Dear Miley Cyrus,
This could have been avoided if you hadn't cut your hair.
It's the morning after the MTV VMAs, and your performance of "We Can't Stop" and "Blurred Lines" (alongside Robin Thicke) is the social media buzz du jour. None of us saw this coming, but you managed to swipe the title of Conversation Piece away from reigning champ Lady Gaga, whose ballyhooed opening performance of "Applause" wound up just like that song: fun, energetic and serviceable but lacking the sort of Talking Point we've been trained to expect from her. (And something that, I thought, she needed to deliver.)
Unfortunately, your role in last night's show is not receiving glowing reviews. Your bumping and grinding and (most ignominiously) twerking is being described as quite the "trashy" display by a lot of people. Which, I guess, means you succeeded: since you recently described your new style as a mix of "white trash and Chanel." I like that description. Can I try a few? If you were a foodstuff, you would be a bedazzled block of Velveeta cheese. If you were a plant, you'd be a Christmas wreath made of purple tinsel, with a Budweiser can where the red bow should be, left hanging on the trailer door in June.
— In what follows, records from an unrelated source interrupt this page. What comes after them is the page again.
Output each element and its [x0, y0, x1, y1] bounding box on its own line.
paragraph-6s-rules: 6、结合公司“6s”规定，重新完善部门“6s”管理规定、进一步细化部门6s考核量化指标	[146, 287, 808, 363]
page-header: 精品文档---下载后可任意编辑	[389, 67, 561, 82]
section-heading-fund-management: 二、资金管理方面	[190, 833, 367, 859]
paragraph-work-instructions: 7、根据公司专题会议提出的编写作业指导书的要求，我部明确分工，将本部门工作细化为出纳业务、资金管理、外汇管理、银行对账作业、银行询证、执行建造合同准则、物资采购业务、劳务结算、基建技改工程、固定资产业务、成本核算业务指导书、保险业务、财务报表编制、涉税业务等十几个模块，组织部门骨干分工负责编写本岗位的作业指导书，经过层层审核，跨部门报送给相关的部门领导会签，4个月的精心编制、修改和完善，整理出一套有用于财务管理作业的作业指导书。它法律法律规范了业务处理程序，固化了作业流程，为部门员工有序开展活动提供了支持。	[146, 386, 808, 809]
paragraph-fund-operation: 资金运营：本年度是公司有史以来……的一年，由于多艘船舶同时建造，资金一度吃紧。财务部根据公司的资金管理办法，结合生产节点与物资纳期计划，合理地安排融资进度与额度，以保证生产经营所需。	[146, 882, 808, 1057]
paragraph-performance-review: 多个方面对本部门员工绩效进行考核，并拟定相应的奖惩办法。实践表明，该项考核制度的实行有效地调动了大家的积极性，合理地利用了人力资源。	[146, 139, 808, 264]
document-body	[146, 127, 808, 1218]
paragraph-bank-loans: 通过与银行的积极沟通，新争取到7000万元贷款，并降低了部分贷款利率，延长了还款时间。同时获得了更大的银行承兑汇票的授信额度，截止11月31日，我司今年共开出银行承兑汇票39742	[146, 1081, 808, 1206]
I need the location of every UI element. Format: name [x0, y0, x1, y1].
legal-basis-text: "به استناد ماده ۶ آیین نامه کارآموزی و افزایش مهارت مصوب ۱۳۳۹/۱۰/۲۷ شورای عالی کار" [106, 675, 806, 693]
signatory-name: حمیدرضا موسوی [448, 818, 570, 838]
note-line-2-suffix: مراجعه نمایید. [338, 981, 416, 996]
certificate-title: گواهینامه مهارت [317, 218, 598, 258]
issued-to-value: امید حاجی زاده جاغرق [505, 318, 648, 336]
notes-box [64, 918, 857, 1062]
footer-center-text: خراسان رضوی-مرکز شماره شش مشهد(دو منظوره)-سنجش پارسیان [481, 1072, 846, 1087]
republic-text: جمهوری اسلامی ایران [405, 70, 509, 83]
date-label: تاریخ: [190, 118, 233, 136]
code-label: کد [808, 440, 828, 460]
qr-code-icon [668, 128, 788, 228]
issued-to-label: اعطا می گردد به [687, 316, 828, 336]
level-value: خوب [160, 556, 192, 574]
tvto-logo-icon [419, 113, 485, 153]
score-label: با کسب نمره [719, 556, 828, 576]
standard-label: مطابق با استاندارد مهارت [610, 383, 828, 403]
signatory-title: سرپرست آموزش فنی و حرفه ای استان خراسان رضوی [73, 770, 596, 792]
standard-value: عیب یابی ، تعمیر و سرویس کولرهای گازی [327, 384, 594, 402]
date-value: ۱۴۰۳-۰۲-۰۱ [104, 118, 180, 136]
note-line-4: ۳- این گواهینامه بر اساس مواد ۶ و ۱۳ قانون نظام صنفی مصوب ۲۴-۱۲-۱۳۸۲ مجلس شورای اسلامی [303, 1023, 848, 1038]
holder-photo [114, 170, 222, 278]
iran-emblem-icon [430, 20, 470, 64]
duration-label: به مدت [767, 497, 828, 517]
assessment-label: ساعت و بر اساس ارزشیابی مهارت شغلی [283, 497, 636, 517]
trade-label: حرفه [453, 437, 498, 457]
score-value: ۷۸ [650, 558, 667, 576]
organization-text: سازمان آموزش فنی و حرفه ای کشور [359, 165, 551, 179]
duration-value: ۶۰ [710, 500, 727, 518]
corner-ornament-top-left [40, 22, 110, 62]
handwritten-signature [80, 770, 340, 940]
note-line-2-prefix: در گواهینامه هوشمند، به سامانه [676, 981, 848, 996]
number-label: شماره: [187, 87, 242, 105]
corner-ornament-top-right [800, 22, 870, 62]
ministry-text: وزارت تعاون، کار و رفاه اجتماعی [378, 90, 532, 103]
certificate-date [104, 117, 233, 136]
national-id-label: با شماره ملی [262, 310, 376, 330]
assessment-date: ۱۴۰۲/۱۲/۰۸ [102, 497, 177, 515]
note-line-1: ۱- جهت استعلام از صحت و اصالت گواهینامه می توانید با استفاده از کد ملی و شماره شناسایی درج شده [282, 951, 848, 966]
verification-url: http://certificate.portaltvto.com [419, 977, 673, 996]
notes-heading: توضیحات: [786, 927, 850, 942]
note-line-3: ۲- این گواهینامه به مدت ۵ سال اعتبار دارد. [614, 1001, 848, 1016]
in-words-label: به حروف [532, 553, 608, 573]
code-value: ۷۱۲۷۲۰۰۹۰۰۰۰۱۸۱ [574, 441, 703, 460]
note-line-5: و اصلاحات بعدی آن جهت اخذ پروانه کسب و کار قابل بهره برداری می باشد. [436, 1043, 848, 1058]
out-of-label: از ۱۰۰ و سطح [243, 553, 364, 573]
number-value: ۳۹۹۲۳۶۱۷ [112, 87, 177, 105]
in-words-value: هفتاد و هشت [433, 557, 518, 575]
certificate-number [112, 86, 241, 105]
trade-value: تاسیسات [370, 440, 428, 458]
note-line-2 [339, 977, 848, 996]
When I last checked, Miley, about 58 percent of Boston.com readers said they couldn't even watch your performance: so raunchy was it, and so greatly did it shake to the core their refined sensibilities. I guess you're wondering what the big deal was. I am too, kind of.
I mean, to what extent did your on-stage antics really depart from any number of other (albeit, I'm sorry sweetie, better) pop starlets who have preceded you on the MTV stage? You wore very little, but that's par for course. (Square inch for square inch, Gaga probably had on less.) You gyrated to inane lyrics about partying: ditto. In fact, you and I both know that as much as all these old people want to pretend that "twerking" (that's a funny name!) is some newfangled dirty-dance that you've singlehandedly swiped from urban culture in order to spread around the sock hop, that secret rump-shaking has long been known to many of us as, "The Way People Have Been Dancing on MTV in Just About Every Music Video Since 1994." (Which is also why I'm inclined to cautiously defend you against charges of cultural appropriation. Can you really re-appropriate something that has been part of your entire generation's visual lexicon since the day you were born?)
So why the outrage? I think I figured it out. Your hair was too short.
It's not just that, I suppose. But I think it's a start. You see, when those models roughly your age danced around in flesh-colored panties and no tops in Thicke's original video for "Blurred Lines" (NSFW, here), they had nice long, luscious hair. This could be flipped, seductively, and made to hang just over one eye in a very come-hither kind of way. It could be tugged at, and twirled. Girly-like, you know? Was this too raunchy? Only if by raunchy you mean, RAUNCHY LIKE A NUMBER ONE HIT! (Thumbs up; Crest-whitened smile.)
But this was not the approach you took. There were no Pantene Pro-V hair flips. You just pogo hopped around the stage like Animal from Muppet Babies, with what little remained of your nearly-shaved head knotted atop your scalp. And that's just the start of it, really. Your faces, Miley. Those models know the drill: coquettish glances, vacant eyes, little-girl-lost-in-the-woods head swivels. But you? You gave us a stuck-out tongue. All that "let's party dudes!" hand signal-flinging. Lots of profile photo-ready Duckface, and bow-legged stances. It's all a bit butch, isn't it? At the very least, it's awfully active. It's one thing to be a passive female bystander to a man crooning about sexing up the laydeez. It's quite another to be actively participating with him. That's how you get branded a "disgusting cow" who sticks her fanny into men's crotches. (Funny, I haven't seen many people writing that Thicke is a lascivious, married man shoving his junk into the rear of a girl who was born when he was in high school. Doesn't it take two to twerk?)
It's okay, Miley. It's easy for female pop stars to get confused about what makes an overtly sexual performance "classy" versus "trashy." The lines are, no pun intended, blurry. But they're real, and they're why Britney Spears was once allowed to belly-dance while stroking a phallic reptile to golf claps, whereas Christina Aguilera (excuse me, XTina) was branded a "skank" for booty-shaking in leather chaps in a wrestling ring. The differing responses don't have much to do with who's sexy and who's not. It has to do with who looks vaguely confused (good!) and who looks present and assured (bad!); it has to do with who looks like they took the time to get gussied up for the male viewers at home (good!) and who looks like she's kinda just there to have fun on her own (bad!).
And there you have it. You look like you were having fun, Miley. When everyone just wanted you to flip your hair.